18.7 Within-Cell Variance (\(MS_{wc}\))

The three F-tests for a 2-factor ANOVA will use the same within-cell mean-squared error as the denominator. This is calculated the same way as for the 1-way ANOVA. We first add up the sums of squares for each condition.

The sums of squares within each group is called ‘\(SS_{wc}\)’ where ‘wc’ means ‘within cell’ since we’re now talking about cells in a matrix. Here’s the table for \(SS_{wc}\):

Table 18.7: \(SS_{wc}\)
	no beer	beer
no caffeine	4.9755	1.3292
caffeine	2.5654	2.4260

\(SS_{wc}\) is the sum of these individual within-cell sums of squares:

\[SS_{wc} = 4.9755+2.5654+1.3292+2.426 = 11.2961\]

Each cell contributes n-1 degrees of freedom to \(SS_{wc}\), so the degrees of freedom for all cells is N-k, where k is the total number of cells and N is the total sample size (n \(\times\) k):

\[df_{wc} = 48 - 4 = 44\]

Mean-squared error is, as always, \(\frac{SS}{df}\):

\[MS_{wc} = \frac{SS_{wc}}{df_{wc}} = \frac{11.296}{44} = 0.2567\]

This is the same value and df as \(MS_{w}\) from above when we treated the same data as a 1-factor ANOVA design.

The three contrasts that we used for the 1-factor ANOVA example correspond to what we call ‘main effects’ for the factors and the ‘interaction’ between the factors. To calculate the main effects by hand we need to calculate the means across the rows and columns of our factors. Here’s a table with the row and sum means in the ‘margins’:

Table 18.8: Row and Column Means
	no beer	beer	means
no caffeine	1.6508	2.2100	1.9304
caffeine	1.3517	1.8583	1.6050
means	1.5012	2.0342	1.7677

The bottom-right number is the mean of the means, which is the grand mean (\(\overline{\overline{X}}\) = 1.7677)

18.7.1 Main Effect for Columns (Beer)

Calculating main effects is lot like calculating \(SS_{between}\) for the 1-factor ANOVA. For the main effect for columns, we calculate the sums of squared deviations of the column means from the grand mean, and scale it by the number of samples that contributed to each column mean. For our example, the sums of square deviations is:

\[(1.5012-1.7677)^2+(2.0342-1.7677)^2=0.071+0.071 = 0.142\]

There are \(2 \times 12 = 24\) samples for each column mean, so the sums of squared for the columns, called \(SS_{C}\) is

\[SS_{C} = (24)(0.142) = 3.408\]

Since 2 means contributing to \(SS_{R}\), so the degrees of freedom is \(df_{R}\) = 2 -1 = 1

\(MS_{C}\) is therefore

\[\frac{SS_{C}}{df_{C}} = \frac{3.4080}{1} = 3.4080\]

The F-statistic for this main effect is \(MS_{C}\) divided by our common denominator, \(MS_{wc}\)

\[F = \frac{MS_{C}}{MS_{wc}} = \frac{3.4080}{0.2567} = 13.2748\]

We can calculate the p-value for this main effect using pf:

1-pf(13.2748,1,44)

## [1] 0.0007060154

Notice that the F and p-values are the same as for the first contrast in the 1-way ANOVA above.

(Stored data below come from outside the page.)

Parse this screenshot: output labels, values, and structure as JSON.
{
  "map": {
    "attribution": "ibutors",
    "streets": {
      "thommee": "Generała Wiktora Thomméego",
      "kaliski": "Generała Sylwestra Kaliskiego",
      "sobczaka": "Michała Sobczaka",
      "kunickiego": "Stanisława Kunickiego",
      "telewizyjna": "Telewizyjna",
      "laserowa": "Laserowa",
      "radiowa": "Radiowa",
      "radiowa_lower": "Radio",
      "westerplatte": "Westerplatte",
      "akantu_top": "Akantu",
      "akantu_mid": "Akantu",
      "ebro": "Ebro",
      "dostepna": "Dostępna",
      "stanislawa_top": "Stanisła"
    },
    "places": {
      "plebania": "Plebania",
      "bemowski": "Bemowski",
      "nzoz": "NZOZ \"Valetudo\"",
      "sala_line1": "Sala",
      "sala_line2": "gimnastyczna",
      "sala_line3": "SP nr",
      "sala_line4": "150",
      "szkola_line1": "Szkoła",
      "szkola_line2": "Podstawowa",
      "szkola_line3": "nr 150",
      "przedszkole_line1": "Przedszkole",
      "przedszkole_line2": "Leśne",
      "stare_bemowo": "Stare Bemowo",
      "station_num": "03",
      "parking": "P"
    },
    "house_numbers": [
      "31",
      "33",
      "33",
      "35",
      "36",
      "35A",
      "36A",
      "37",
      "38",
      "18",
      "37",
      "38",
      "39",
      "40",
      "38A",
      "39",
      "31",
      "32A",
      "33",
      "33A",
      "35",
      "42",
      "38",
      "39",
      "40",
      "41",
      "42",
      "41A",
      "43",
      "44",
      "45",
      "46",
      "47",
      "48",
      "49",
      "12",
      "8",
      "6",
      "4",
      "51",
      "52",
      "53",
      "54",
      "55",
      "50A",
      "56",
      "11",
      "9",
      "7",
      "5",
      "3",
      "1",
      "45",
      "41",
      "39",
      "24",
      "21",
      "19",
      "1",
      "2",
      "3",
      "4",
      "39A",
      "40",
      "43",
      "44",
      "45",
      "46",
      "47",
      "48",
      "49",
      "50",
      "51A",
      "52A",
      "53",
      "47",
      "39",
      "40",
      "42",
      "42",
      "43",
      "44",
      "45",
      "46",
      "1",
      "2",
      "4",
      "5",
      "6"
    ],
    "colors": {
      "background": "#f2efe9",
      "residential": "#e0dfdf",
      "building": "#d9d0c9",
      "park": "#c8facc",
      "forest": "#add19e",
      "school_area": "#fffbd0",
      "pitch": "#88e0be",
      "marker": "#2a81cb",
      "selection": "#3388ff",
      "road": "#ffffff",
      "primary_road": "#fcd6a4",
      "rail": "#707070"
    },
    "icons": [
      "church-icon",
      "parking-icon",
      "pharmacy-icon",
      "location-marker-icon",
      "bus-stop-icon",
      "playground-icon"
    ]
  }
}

If you work out the algebra you’ll find that the math is the same. The main effect in a multi-factorial ANOVA is exactly the same as the appropriate contrast in a 1-factor ANOVA.

18.7.2 Main Effect for Rows (Caffeine)

The calculations for finding the main effect of rows (Caffeine) on response times is completely analogous to finding the main effect for columns. We use our row means in the table above, which are the averages across the two beer conditions.

The sums of squared deviations for the means for rows is:

\[(1.9304-1.7677)^2+(1.605-1.7677)^2=0.0265+0.0265 = 0.053\]

There are \(2 \times 12 = 24\) samples for each row mean, so the sums of squared for the row, called \(SS_{R}\) is

\[SS_{R} = (24)(0.0529) = 1.2708\]

There are 2 means contributing to \(SS_{R}\), so the degrees of freedom is \(df_{R}\) = 2 -1 = 1

\(MS_{R}\) is therefore

\[\frac{SS_{R}}{df_{R}} = \frac{1.2708}{1} = 1.2708\]

The F-statistic for this main effect is \(MS_{R}\) divided by our common denominator, \(MS_{wc}\)

\[F = \frac{MS_{R}}{MS_{wc}} = \frac{1.2708}{0.2567} = 4.9498\]

The p-value for the main effect of Beer is:

1-pf(4.9498,1,44)

## [1] 0.03126914

18.7.3 Interaction Between Beer and Caffeine

The third contrast in the 1-factor ANOVA measured the differential effect of caffeine on response times across the two beer conditions (or vice versa). Recall that for a 1-factor ANOVA the sums of squares associated with three orthogonal conditions adds up to \(SS_{between}\) for four groups. Also, recall that \(SS_{between} + SS_{within} = SS_{total}\).

The easiest way to calculate the sums of square value for interaction is to appreciate that

\[SS_{total} = SS_{caffeine} + SS_{beer} + SS_{caffeineXbeer} + SS_{wc}\]

The total sums of squares is \(SS_{total}\) = 15.983.

Therefore,

\[SS_{caffeineXbeer} = SS_{total} - (SS_{wc} + SS_{caffeine} + SS_{beer})\]

\[SS_{RXC} = SS_{total}-SS_{R}-SS_{C}-SS_{wc} = 15.9830 - 1.2708 - 3.4080 - 11.2960 = 0.0083\]

The degrees of freedom for this interaction term is (\(n_{rows}\)-1)*(\(n_{cols}\)-1):

\[df_{RXC} = (n_{rows}-1)(n_{cols}-1) = (2-1)(2-1) = 1\]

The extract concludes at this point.